Osteoporosis

Most people regard bone as solid and inanimate. In fact, bone tissue is destroyed and replenished throughout adult life, with bone mass reaching a peak around the mid thirties. After that our bone mass steadily declines at a rate of almost 1% per year - i.e. our bone gets thinner. Women's hormonal changes during and after the menopause accelerate the rate at which bone is destroyed, leading to thinner bone which is more prone to fracture and crushing. This thinning of the bone is called osteoporosis, a word which literally means "porous bones".

The bones most at risk are the spine, hip and wrist. Osteoporosis in the spine is the most common, where collapse of the bones causes pain and loss of height. Hip fractures are considered to be the most dangerous because they often lead to loss of mobility. Other bones which may break include the pelvis, thigh and upper arm.

Incidence

After reaching the age of 50, more than 50% of women and over 10% of men will suffer an osteoporosis-related fracture in their lifetime. More hospital beds are used in the NHS for hip fracture patients alone than those with breast cancer or heart attacks. Most of the NHS expenditure is on treating the consequences of osteoporosis, such as back pain and broken bones, rather than the disease itself, Osteoporosis also has a high social cost, since sufferers may become housebound and dependent on others.

Risk Factors

Research to date has managed to pinpoint some risk factors to identify those people (predominantly women) most likely to develop osteoporosis. Females are particularly susceptible if they have had an early menopause (before age 45) or surgical removal of the ovaries. Other risk factors include:

· Sedentary lifestyle
· Confinement to bed/wheelchair for long periods
· Low calcium intake and low exposure to sunlight
· Family history of osteoporosis
· Small, thin build
· Steroid treatment (e.g. prednisolone tablets)
· Asian/Northern European origin
· Smoking
· Excessive alcohol intake

What can we do?

We obviously cannot change factors inherited from our parents, but we can change our lifestyles to make us less likely to develop osteoporosis. This is particularly important in adolescence and early adulthood, so that we can maximise our bone density at its peak such that our bones have more strength to support us for the rest of our lives. But it is never too late; we can -

· Take more exercise. Bone is a living tissue, and will strengthen when pressure is put onto it by working muscles (walking or climbing stairs, for example).

· Change diet to feed our bones with calcium (especially during breastfeeding or the menopause, when calcium may be drained from the body). Good calcium foods include milk (which may be skimmed), cheese, yoghurt, tinned salmon/sardines, dark green leafy vegetables.

· Try to get some sunlight exposure (just a few minutes a day) since the skin can make Vitamin D which helps to absorb calcium and strengthen bones.

· Stop smoking and cut down alcohol intake, so as not to interfere with hormone production and calcium metabolism.

Hormone Replacement Therapy

Women after the menopause lose bone at a higher rate than before, due to an imbalance of female hormones. Studies have shown that Hormone Replacement Therapy (HRT) can prevent rapid bone loss, but it should only be taken under medical supervision following a satisfactory examination.

HRT is not suitable for every woman, and the advantages and disadvantages in each individual case should be discussed with a doctor. Various forms of HRT (tablets, skin patches, implants) are available, and a woman may need to try several before finding one which suits her. A small minority of men develop osteoporosis due to a deficiency of male hormones, for which they can also have replacement therapy.

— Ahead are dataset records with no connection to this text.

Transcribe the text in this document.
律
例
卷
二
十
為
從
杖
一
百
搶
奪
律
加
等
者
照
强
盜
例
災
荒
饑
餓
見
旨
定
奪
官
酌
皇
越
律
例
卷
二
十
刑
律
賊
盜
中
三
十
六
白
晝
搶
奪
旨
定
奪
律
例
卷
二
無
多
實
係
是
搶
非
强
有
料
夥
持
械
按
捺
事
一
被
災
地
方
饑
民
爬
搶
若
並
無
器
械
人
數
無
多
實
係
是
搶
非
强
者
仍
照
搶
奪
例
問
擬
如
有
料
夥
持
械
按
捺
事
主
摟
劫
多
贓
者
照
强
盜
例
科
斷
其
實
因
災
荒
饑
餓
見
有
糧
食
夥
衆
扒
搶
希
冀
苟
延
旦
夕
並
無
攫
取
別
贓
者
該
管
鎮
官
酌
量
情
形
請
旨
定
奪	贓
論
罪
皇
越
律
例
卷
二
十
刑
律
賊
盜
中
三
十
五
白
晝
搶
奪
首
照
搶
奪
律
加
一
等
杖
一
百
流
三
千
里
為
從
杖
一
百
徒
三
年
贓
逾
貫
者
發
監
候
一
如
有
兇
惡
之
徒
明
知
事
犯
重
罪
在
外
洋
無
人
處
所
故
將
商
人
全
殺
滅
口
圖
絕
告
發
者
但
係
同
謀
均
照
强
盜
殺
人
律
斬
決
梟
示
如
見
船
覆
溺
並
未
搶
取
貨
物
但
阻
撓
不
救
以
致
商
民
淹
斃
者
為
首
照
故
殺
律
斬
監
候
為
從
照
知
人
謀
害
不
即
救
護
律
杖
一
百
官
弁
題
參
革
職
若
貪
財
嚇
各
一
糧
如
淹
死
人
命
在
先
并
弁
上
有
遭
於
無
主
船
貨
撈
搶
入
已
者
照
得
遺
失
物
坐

Treatments for Osteoporosis

Other treatments have been developed for women who cannot (or would prefer not to) have HRT, and these drugs are suitable also for many men with osteoporosis. The most commonly prescribed products are bisphosphonates which are non-hormonal and usually taken as tablets. They improve bone mass and reduce the rate of subsequent fractures, particularly in the spine.

Calcium and Vitamin D supplements can also be useful, particularly in older patients for whom HRT may not be appropriate, and are sometimes combined with bisphosphonates. These treatments might also prevent the osteoporosis which often develops as a side effect of steroids such as prednisolone tablets. A variety of other therapies (including calcitonin nasal spray and fluoride tablets) are still being studied or are used only following specialist advice.

The need for more research

With longer life expectancy, the already high incidence of osteoporosis is on the increase. To ensure that suffering is kept to a minimum in years to come a huge amount of research is needed in this vital area. Broadly speaking, the research falls into four categories: ·

To achieve greater understanding of the disease itself ·
To discover how existing methods of treatment and prevention actually work, eliminate side effects and discover alternative forms of treatment.
To develop a simple and inexpensive screening process which can be used by all women, so that those at risk can be identified early enough for treatment to be truly effective. (Various methods of measuring bone density are currently available but because these are expensive, not readily accessible and not totally reliable they are not in widespread use. Sufferers, therefore, are often not identified until they have their first fracture.) ·
To determine ways in which individuals can help themselves and reduce their potential for osteoporosis (e.g. exercise regimes).